J’ai travaillé pour Mario Moreno et ce soir-là, j’ai découvert l’homme que personne ne connaissait…

Bonjour, je m’appelle Elena Vargas et j’ai 94 ans. Je sais qu’à mon âge, je devrais profiter paisiblement de mes derniers jours, mais quelque chose me hante depuis 70 ans. Quelque chose que je n’ai jamais confié à personne, pas même à mes enfants. C’est l’histoire de l’homme le plus célèbre du Mexique, du comédien qui a fait rire des millions de personnes, de Cantinflas. Mais je ne vais pas vous parler du Cantinflas que vous connaissez. Je vais vous parler de l’homme que j’ai connu.

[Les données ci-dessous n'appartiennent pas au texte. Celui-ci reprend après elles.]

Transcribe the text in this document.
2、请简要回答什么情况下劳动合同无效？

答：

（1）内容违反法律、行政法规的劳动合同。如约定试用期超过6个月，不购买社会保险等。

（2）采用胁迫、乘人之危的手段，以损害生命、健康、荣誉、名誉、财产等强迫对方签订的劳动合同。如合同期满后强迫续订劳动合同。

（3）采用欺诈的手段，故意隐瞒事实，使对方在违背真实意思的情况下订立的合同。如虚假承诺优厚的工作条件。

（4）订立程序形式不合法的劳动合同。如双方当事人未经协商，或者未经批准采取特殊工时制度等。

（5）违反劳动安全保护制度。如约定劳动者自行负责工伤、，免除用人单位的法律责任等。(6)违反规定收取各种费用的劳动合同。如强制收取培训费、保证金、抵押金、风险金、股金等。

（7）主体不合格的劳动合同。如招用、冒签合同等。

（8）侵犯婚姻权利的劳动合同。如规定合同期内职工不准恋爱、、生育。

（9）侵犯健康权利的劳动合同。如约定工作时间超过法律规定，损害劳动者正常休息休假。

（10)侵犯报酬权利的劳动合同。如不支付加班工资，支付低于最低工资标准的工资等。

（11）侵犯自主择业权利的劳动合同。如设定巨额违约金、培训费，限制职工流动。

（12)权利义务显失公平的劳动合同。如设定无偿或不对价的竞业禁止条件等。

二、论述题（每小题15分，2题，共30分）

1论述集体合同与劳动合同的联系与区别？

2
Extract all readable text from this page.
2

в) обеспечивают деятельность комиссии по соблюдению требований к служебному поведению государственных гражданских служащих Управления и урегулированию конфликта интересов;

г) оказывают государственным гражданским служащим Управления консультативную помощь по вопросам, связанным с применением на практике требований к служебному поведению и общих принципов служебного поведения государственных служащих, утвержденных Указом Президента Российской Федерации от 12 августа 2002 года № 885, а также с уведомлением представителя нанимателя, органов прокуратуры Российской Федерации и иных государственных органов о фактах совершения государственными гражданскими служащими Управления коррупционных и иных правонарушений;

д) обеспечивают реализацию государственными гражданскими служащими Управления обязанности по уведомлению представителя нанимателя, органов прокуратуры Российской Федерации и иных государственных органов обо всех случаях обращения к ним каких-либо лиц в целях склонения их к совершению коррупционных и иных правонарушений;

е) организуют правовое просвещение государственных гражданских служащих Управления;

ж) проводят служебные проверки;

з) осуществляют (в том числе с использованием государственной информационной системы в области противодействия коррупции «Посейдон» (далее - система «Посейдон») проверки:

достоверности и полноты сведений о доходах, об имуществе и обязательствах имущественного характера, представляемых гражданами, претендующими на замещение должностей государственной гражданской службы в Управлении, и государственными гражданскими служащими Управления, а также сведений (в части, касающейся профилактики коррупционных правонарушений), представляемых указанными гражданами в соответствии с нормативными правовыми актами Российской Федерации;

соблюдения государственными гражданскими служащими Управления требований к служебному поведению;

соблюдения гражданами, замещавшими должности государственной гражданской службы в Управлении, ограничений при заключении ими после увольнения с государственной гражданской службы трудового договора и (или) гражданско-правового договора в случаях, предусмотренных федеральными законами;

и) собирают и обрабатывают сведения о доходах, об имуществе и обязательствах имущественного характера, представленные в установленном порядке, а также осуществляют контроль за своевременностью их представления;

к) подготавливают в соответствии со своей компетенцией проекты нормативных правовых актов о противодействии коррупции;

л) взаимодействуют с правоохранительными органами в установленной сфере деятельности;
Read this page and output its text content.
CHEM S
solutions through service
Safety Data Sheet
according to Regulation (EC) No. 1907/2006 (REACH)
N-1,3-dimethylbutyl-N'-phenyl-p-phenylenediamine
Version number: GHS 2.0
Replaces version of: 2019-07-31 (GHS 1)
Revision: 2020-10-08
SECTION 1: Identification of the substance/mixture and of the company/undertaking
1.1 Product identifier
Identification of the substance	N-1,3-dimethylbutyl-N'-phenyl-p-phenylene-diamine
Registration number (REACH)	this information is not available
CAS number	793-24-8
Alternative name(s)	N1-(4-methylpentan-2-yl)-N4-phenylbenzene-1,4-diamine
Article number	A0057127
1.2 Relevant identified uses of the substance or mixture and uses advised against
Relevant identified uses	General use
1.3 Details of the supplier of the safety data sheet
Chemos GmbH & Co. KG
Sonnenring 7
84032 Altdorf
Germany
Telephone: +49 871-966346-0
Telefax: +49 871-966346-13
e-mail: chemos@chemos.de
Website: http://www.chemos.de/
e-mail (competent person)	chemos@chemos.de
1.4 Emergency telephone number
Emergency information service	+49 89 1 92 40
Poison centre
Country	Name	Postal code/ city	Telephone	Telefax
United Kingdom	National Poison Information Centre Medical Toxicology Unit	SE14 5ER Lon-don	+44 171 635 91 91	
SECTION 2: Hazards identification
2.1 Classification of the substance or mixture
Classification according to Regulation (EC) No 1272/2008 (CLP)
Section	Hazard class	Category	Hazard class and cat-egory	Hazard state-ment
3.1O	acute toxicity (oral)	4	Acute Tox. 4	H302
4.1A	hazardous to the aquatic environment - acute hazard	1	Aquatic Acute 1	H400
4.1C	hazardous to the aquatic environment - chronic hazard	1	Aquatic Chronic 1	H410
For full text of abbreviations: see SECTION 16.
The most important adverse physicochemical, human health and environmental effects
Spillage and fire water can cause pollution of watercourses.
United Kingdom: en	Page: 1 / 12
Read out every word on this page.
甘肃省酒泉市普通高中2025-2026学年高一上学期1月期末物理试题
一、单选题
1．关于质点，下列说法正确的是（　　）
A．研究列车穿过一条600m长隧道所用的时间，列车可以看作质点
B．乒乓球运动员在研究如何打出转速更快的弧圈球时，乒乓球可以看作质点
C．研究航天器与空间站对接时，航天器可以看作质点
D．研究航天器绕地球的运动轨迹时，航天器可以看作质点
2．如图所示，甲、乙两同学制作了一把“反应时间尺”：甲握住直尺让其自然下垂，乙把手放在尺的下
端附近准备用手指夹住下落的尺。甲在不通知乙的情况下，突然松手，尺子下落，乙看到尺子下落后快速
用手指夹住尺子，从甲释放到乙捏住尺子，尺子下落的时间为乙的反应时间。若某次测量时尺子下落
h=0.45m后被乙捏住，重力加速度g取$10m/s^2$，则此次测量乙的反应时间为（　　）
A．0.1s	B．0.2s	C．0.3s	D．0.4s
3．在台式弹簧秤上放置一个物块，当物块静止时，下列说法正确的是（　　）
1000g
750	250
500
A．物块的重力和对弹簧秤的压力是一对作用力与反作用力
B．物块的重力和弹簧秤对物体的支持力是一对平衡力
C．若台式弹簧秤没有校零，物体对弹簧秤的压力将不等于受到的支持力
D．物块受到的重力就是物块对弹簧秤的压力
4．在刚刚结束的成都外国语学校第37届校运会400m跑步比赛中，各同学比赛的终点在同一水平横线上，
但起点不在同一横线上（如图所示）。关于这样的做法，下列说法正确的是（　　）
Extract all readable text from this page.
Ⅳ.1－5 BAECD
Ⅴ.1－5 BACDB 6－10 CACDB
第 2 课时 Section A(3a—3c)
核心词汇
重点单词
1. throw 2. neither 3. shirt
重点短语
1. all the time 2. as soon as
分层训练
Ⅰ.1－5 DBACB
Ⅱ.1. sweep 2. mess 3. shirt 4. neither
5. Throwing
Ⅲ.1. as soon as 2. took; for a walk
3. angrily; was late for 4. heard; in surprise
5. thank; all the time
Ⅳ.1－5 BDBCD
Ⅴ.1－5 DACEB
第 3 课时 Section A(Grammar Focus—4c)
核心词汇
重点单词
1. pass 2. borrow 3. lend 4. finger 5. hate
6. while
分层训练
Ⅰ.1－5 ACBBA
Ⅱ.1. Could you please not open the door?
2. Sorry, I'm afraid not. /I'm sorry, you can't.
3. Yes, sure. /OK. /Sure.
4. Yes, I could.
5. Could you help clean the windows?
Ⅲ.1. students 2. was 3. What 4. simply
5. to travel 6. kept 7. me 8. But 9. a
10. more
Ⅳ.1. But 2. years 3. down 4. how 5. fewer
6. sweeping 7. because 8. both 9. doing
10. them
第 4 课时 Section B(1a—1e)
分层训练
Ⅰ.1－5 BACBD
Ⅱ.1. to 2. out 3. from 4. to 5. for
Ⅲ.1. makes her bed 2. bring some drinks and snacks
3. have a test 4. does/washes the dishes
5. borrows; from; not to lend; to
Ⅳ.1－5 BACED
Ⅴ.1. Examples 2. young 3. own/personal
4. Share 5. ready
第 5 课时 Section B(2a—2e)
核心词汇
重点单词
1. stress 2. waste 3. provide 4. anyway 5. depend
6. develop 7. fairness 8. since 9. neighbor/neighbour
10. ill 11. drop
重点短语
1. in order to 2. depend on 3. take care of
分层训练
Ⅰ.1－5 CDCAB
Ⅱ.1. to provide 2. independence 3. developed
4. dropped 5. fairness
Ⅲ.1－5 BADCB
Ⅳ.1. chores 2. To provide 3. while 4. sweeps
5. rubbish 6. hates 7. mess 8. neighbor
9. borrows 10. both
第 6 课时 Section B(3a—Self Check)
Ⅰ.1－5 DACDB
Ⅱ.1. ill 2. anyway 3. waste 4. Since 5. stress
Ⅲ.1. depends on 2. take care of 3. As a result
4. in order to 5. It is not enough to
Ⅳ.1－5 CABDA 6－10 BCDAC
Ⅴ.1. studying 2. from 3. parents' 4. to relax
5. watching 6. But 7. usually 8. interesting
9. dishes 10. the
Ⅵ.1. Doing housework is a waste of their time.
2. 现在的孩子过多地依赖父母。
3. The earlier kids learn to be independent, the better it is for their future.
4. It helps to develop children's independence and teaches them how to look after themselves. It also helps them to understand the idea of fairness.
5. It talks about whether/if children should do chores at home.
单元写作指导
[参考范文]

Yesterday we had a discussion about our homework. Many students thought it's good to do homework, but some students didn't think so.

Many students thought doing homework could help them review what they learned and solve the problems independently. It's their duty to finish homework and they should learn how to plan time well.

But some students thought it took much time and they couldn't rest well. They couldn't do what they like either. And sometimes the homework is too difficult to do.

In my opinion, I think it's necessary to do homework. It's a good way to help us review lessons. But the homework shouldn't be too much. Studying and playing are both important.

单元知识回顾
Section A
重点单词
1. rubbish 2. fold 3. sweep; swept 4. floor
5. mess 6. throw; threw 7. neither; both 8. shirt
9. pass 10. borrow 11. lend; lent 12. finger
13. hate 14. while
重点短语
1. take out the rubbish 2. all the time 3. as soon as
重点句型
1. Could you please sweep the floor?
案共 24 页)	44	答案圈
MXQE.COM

L’homme qui pleurait la nuit, l’homme que presque personne n’a vraiment vu. Je m’appelle Elena Vargas. Je suis née en 1931 dans une petite ville de Guanajuato. J’ai grandi dans la pauvreté, comme tant d’autres à cette époque. Mon père était agriculteur et ma mère lavait le linge des autres. Nous étions six enfants et j’étais l’aînée. Dès mon plus jeune âge, j’ai appris à cuisiner, à faire le ménage et à prendre soin de mes frères et sœurs cadets. L’école était un luxe que je ne pouvais m’offrir que jusqu’à mes douze ans.

Après cela, je n’ai fait que travailler. En 1950, à dix-neuf ans, ma mère tomba gravement malade. Les médecins disaient qu’elle avait besoin de médicaments coûteux, des traitements que nous ne pouvions pas nous permettre. Mon père travaillait du matin au soir. Mais ce n’était pas suffisant. Mes frères et sœurs étaient trop jeunes pour m’aider. Alors, j’ai pris une décision. Je suis partie à Mexico pour chercher du travail comme domestique. La capitale était immense, bruyante et terrifiante pour une fille de la campagne comme moi. Je suis arrivée avec une valise en carton et l’adresse d’une cousine éloignée qui travaillait dans une maison du quartier Roma.

Elle m’a hébergée dans sa dépendance le temps que je trouve un emploi. Pendant des semaines, j’ai fait du porte-à-porte, proposé mes services, mais personne ne m’a embauchée. J’étais très jeune, très inexpérimentée, très provinciale. C’est en octobre 1951 que tout a basculé. Ma cousine m’a dit qu’une de ses connaissances cherchait une domestique pour une maison importante. Elle ne m’a pas dit qui était le propriétaire, seulement qu’ils payaient très bien et cherchaient une personne discrète et travailleuse, sachant cuisiner des plats mexicains traditionnels. Je me suis habillée du mieux que j’ai pu, avec mes vêtements les plus décents, et je suis allée à l’entretien.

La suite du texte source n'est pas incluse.